You can test the fix on your node with: curl -sfL https://get.k3s.io | INSTALL_K3S_TYPE=notify INSTALL_K3S_COMMIT=a2a5e79335c4a8c4d3f0038818ac0ef8b8403464 sh -s - --write-kubeconfig-mode 644
Tried fresh installation using curl -sfL https://get.k3s.io | INSTALL_K3S_TYPE=notify INSTALL_K3S_COMMIT=a2a5e79335c4a8c4d3f0038818ac0ef8b8403464 sh -s - --write-kubeconfig-mode 644
but the /var/lib/rancher/k3s/agent/etc/containerd/config.toml still shows SystemdCgroup = false
Did the install actually work? I don't believe CI is done yet for you to be able to install that commit.
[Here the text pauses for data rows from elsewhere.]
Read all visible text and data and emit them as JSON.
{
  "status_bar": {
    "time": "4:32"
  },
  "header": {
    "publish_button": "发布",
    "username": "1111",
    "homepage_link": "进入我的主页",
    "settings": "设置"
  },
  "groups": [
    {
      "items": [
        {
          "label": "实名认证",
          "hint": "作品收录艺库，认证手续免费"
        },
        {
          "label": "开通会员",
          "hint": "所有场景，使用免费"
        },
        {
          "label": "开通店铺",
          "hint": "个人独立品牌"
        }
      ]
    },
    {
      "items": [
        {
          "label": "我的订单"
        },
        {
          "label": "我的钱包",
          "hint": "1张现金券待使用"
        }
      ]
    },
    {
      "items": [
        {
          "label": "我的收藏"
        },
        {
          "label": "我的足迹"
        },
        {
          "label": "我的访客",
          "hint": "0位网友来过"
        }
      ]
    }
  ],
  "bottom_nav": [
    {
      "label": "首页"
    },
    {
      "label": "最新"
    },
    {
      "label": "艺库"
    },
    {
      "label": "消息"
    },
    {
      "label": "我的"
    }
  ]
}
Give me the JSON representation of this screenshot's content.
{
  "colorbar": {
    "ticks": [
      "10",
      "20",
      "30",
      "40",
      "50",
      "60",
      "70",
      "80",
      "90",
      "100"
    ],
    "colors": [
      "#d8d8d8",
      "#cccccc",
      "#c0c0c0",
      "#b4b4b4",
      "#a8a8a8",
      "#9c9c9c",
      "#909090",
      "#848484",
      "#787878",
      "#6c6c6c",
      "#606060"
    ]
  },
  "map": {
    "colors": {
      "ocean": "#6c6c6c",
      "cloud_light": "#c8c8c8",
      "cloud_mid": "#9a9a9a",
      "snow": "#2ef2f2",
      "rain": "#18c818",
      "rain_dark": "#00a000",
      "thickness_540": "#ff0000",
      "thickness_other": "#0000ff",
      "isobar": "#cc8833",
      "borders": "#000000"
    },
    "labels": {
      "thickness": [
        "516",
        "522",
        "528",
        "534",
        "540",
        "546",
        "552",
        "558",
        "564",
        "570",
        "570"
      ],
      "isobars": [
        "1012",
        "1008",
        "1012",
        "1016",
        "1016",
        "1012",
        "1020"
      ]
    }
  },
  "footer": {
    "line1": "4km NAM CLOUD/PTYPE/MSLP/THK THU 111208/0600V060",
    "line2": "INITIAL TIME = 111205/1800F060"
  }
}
Try again shortly, and restart k3s after the install is successful.
I tested it from a local build and it does work.
Installation did actually work:
$ curl -sfL https://get.k3s.io | INSTALL_K3S_TYPE=notify INSTALL_K3S_COMMIT=a2a5e79335c4a8c4d3f0038818ac0ef8b8403464 sh -s - --write-kubeconfig-mode 644
[INFO] Using commit a2a5e79335c4a8c4d3f0038818ac0ef8b8403464 as release
[INFO] Downloading hash https://storage.googleapis.com/k3s-ci-builds/k3s-a2a5e79335c4a8c4d3f0038818ac0ef8b8403464.sha256sum
[INFO] Downloading binary https://storage.googleapis.com/k3s-ci-builds/k3s-a2a5e79335c4a8c4d3f0038818ac0ef8b8403464
[INFO] Verifying binary download
[INFO] Installing k3s to /usr/local/bin/k3s
[INFO] Skipping installation of SELinux RPM
[INFO] Creating /usr/local/bin/kubectl symlink to k3s
[INFO] Creating /usr/local/bin/crictl symlink to k3s
[INFO] Creating /usr/local/bin/ctr symlink to k3s
[INFO] Creating killall script /usr/local/bin/k3s-killall.sh
[INFO] Creating uninstall script /usr/local/bin/k3s-uninstall.sh
[INFO] env: Creating environment file /etc/systemd/system/k3s.service.env
[INFO] systemd: Creating service file /etc/systemd/system/k3s.service
[INFO] systemd: Enabling k3s unit
Created symlink /etc/systemd/system/multi-user.target.wants/k3s.service -> /etc/systemd/system/k3s.service.
[INFO] systemd: Starting k3s
Restarting didn't help. still shows SystemdCgroup = false
.
Just tried fresh install again, no difference.
What do you get from:
cat /sys/fs/cgroup/system.slice/k3s.service/cgroup.controllers
cat /proc/$(pgrep k3s)/environ | tr \\0 \\n | grep .
koi@test-debian11:~$ cat /sys/fs/cgroup/system.slice/k3s.service/cgroup.controllers
cpuset cpu io memory pids
koi@test-debian11:~$ sudo cat /proc/$(pgrep k3s)/environ | tr \\0 \\n | grep .
PATH=/var/lib/rancher/k3s/data/b1e4965bdf8b3b6087405f65958941d8de1e3cf92d70313b9f44b0dbe07c3001/bin:/usr/local/sbin:/usr/local/bin:/usr/sbin:/usr/bin:/sbin:/bin:/var/lib/rancher/k3s/data/b1e4965bdf8b3b6087405f65958941d8de1e3cf92d70313b9f44b0dbe07c3001/bin/aux
NOTIFY_SOCKET=/run/systemd/notify
INVOCATION_ID=9b421358b85246919cd915f7e2dcc3b7
JOURNAL_STREAM=8:1294321
RES_OPTIONS=
K3S_DATA_DIR=/var/lib/rancher/k3s/data/b1e4965bdf8b3b6087405f65958941d8de1e3cf92d70313b9f44b0dbe07c3001
koi@test-debian11:~$ ls -l /run/systemd/notify
srwxrwxrwx 1 root root 0 Jul 12 04:57 /run/systemd/notify
koi@test-debian11:~$
Hmm, so on your node systemd is not setting SYSTEMD_EXEC_PID
... I guess that wasn't added until v248-2 in March of 2021, but you're still on 247. Maybe INVOCATION_ID
is more reliable, that's been around since 232. It'd be nice if the docs said when those vars were added.
Try with c40c3620b77fd65aceea5188b547c987a5f7840f
v248 is very new. Debian 11 uses 247, Ubuntu 20.04 uses 245 and Redhat 8 uses 239.
c40c3620b77fd65aceea5188b547c987a5f7840f
works. Thanks for taking time to fix this!
Yeah, I'm on Ubuntu 22.04 which has 249. Glad that commit works for you! Today is upstream release day, so that commit won't make it into K3s until next month's releases.
Quote from containerd cgroup driver doc
On Debian 11, does k3s installation default to use systemd driver for containerd? If not, how to configure that?